= List of Yukon roads =

In addition to numbered highways, Yukon has several other roads that are maintained by the territorial government.

- Aishihik Road (pronounced aysh-ee-ack) is an 84-mile road from the Alaska Highway at Canyon Creek (historic mile 996) to the former airfield of Aishihik at the north end of Aishihik Lake. The airfield was part of the Northwest Staging Route, but was effectively abandoned in 1968. Since then, the Yukon government only maintains the first 27 miles of road, which serves two campgrounds and the Aishihik Lake hydroelectric station. The Champagne-Aishihik First Nation (CAFN) has an aboriginal interest in Aishihik and uses the location for traditional gatherings; it has used the site to host a gathering of the Council of Yukon First Nations when the rotation among member first nations took the gathering to the CAFN.
- Annie Lake Road is an 18-mile road in Mount Lorne hamlet that services residential areas, plus a golf course. During the 1980s, the Skukum Gold Mine made use of the road to connect across the Wheaton River to its gold mining operations.

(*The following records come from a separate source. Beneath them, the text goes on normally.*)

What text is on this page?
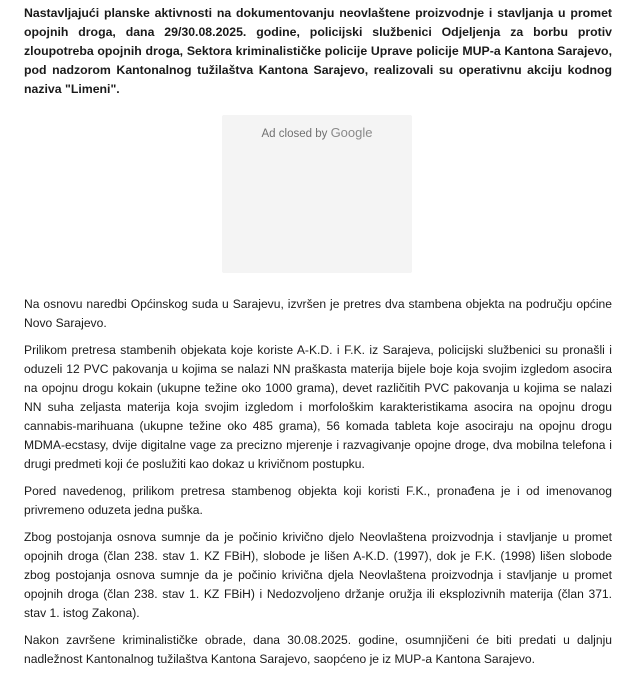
Nastavljajući planske aktivnosti na dokumentovanju neovlaštene proizvodnje i stavljanja u promet opojnih droga, dana 29/30.08.2025. godine, policijski službenici Odjeljenja za borbu protiv zloupotreba opojnih droga, Sektora kriminalističke policije Uprave policije MUP-a Kantona Sarajevo, pod nadzorom Kantonalnog tužilaštva Kantona Sarajevo, realizovali su operativnu akciju kodnog naziva "Limeni".

Ad closed by Google

Na osnovu naredbi Općinskog suda u Sarajevu, izvršen je pretres dva stambena objekta na području općine Novo Sarajevo.

Prilikom pretresa stambenih objekata koje koriste A-K.D. i F.K. iz Sarajeva, policijski službenici su pronašli i oduzeli 12 PVC pakovanja u kojima se nalazi NN praškasta materija bijele boje koja svojim izgledom asocira na opojnu drogu kokain (ukupne težine oko 1000 grama), devet različitih PVC pakovanja u kojima se nalazi NN suha zeljasta materija koja svojim izgledom i morfološkim karakteristikama asocira na opojnu drogu cannabis-marihuana (ukupne težine oko 485 grama), 56 komada tableta koje asociraju na opojnu drogu MDMA-ecstasy, dvije digitalne vage za precizno mjerenje i razvagivanje opojne droge, dva mobilna telefona i drugi predmeti koji će poslužiti kao dokaz u krivičnom postupku.

Pored navedenog, prilikom pretresa stambenog objekta koji koristi F.K., pronađena je i od imenovanog privremeno oduzeta jedna puška.

Zbog postojanja osnova sumnje da je počinio krivično djelo Neovlaštena proizvodnja i stavljanje u promet opojnih droga (član 238. stav 1. KZ FBiH), slobode je lišen A-K.D. (1997), dok je F.K. (1998) lišen slobode zbog postojanja osnova sumnje da je počinio krivična djela Neovlaštena proizvodnja i stavljanje u promet opojnih droga (član 238. stav 1. KZ FBiH) i Nedozvoljeno držanje oružja ili eksplozivnih materija (član 371. stav 1. istog Zakona).

Nakon završene kriminalističke obrade, dana 30.08.2025. godine, osumnjičeni će biti predati u daljnju nadležnost Kantonalnog tužilaštva Kantona Sarajevo, saopćeno je iz MUP-a Kantona Sarajevo.
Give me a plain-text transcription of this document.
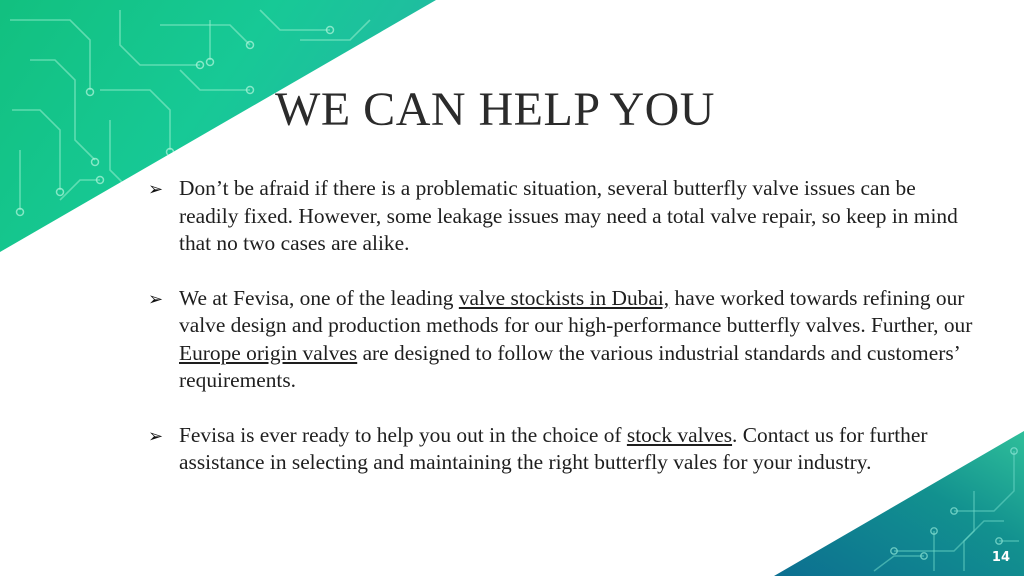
WE CAN HELP YOU
➢ Don’t be afraid if there is a problematic situation, several butterfly valve issues can be readily fixed. However, some leakage issues may need a total valve repair, so keep in mind that no two cases are alike.
➢ We at Fevisa, one of the leading valve stockists in Dubai, have worked towards refining our valve design and production methods for our high-performance butterfly valves. Further, our Europe origin valves are designed to follow the various industrial standards and customers’ requirements.
➢ Fevisa is ever ready to help you out in the choice of stock valves. Contact us for further assistance in selecting and maintaining the right butterfly vales for your industry.
14
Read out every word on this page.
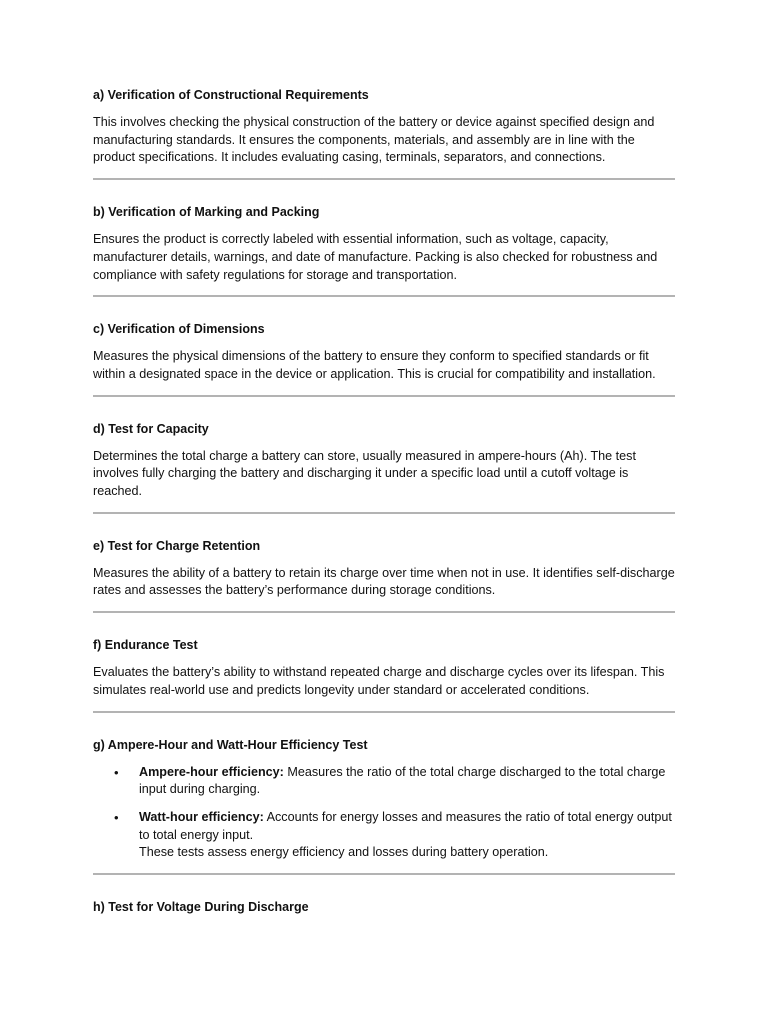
a) Verification of Constructional Requirements

This involves checking the physical construction of the battery or device against specified design and manufacturing standards. It ensures the components, materials, and assembly are in line with the product specifications. It includes evaluating casing, terminals, separators, and connections.

b) Verification of Marking and Packing

Ensures the product is correctly labeled with essential information, such as voltage, capacity, manufacturer details, warnings, and date of manufacture. Packing is also checked for robustness and compliance with safety regulations for storage and transportation.

c) Verification of Dimensions

Measures the physical dimensions of the battery to ensure they conform to specified standards or fit within a designated space in the device or application. This is crucial for compatibility and installation.

d) Test for Capacity

Determines the total charge a battery can store, usually measured in ampere-hours (Ah). The test involves fully charging the battery and discharging it under a specific load until a cutoff voltage is reached.

e) Test for Charge Retention

Measures the ability of a battery to retain its charge over time when not in use. It identifies self-discharge rates and assesses the battery’s performance during storage conditions.

f) Endurance Test

Evaluates the battery’s ability to withstand repeated charge and discharge cycles over its lifespan. This simulates real-world use and predicts longevity under standard or accelerated conditions.

g) Ampere-Hour and Watt-Hour Efficiency Test
• Ampere-hour efficiency: Measures the ratio of the total charge discharged to the total charge input during charging.
• Watt-hour efficiency: Accounts for energy losses and measures the ratio of total energy output to total energy input.
These tests assess energy efficiency and losses during battery operation.
h) Test for Voltage During Discharge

- Snag Road is a primitive but driveable road that starts from the Alaska Highway south of Beaver Creek, leading approximately 15 miles to the former location of Snag, Yukon. Until 1968, Snag was a military airfield, established as part of the Northwest Staging Route, and the weather station here recorded, on February 3, 1947, the coldest official temperature in North America: 81 degrees below zero, Fahrenheit (-62.8 degrees Celsius). The personnel at the station could also hear conversations at the First Nations (Indian) village just about three miles away. Until the 1970s, the Canadian customs station for Beaver Creek was still called Snag, at a time when the customs station was in the middle of Beaver Creek. Some travelers who missed the customs station, and who the police did not catch up to, traveled up the Snag Road looking for the customs station.
- Ross River Access Road connects Ross River with the Robert Campbell Highway, an approximate nine-mile road that replaces a poorer six-mile section of the Canol Road.
- Kusawa Lake Road, starting at historical mile 960 of the Alaska Highway, provides access to campgrounds on Kusawa Lake as well as a small number of area residents.
- Old Alaska Highway at Champagne served as part of the main highway until fall 2002. It remains open to provide access to Champagne and a traditional campsite.
- Bonanza Creek Road and Hunker Creek Road in the historic Klondike mining district provide access to privately operated mines and some private homes in the Hunker Creek area. These roads are built to minimal standards, and the course of the Bonanza Creek road has been shifted in recent years to accommodate mining operations.